Consola, poco, troppo poco, la sua parola che ci rassicura: i libri, cartacei, da mettere in tasca, da spiegazzare, da segnare con pieghe alla pagina, che non si perda il segno, da rovinare con commenti a margine, sottolineature, a matita se possibile, anche se non li ripuliremo mai – i libri, diceva, non ci lasceranno mai. Rallegra, la concretezza che pone nel rassicurarci: “Vorrei che si salvasse in particolare la possibilità di bagnarsi il dito, che è fondamentale.
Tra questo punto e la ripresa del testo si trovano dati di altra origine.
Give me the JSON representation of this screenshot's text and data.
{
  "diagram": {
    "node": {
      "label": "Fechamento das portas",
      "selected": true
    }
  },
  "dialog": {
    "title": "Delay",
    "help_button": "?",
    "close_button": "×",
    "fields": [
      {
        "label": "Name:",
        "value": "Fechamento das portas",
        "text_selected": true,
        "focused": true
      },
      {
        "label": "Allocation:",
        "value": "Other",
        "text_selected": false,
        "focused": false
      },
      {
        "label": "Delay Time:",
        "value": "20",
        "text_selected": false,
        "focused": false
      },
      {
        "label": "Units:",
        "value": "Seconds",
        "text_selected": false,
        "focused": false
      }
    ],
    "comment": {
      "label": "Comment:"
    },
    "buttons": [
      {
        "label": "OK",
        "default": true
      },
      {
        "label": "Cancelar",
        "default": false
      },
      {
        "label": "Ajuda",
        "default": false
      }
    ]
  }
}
E’ una soddisfazione orale, un retaggio della nostra infanzia. In fondo potremmo dire che leggiamo libri perché non possiamo più mettere in bocca il ciuccio.”
Ci sarà una nuova Casa Editrice – La nave di Teseo – a farlo vivere. Speriamo. Attendiamo. L’ultimo grande regalo di una vita regalata non “alla cultura”, ma proprio a noi, a tutti, uno ad uno.
Ciao, professore, manchi già tanto. Ora dovrò cercare tutti gli articoli – i coccodrilli, e vedo già il tuo ghigno – che raccontano di te.
Mi scusi, mi accorgo ora che dovrei darLe del Lei. Scusi ancora. Almeno, non è un coccodrillo. È solo che le voglio bene.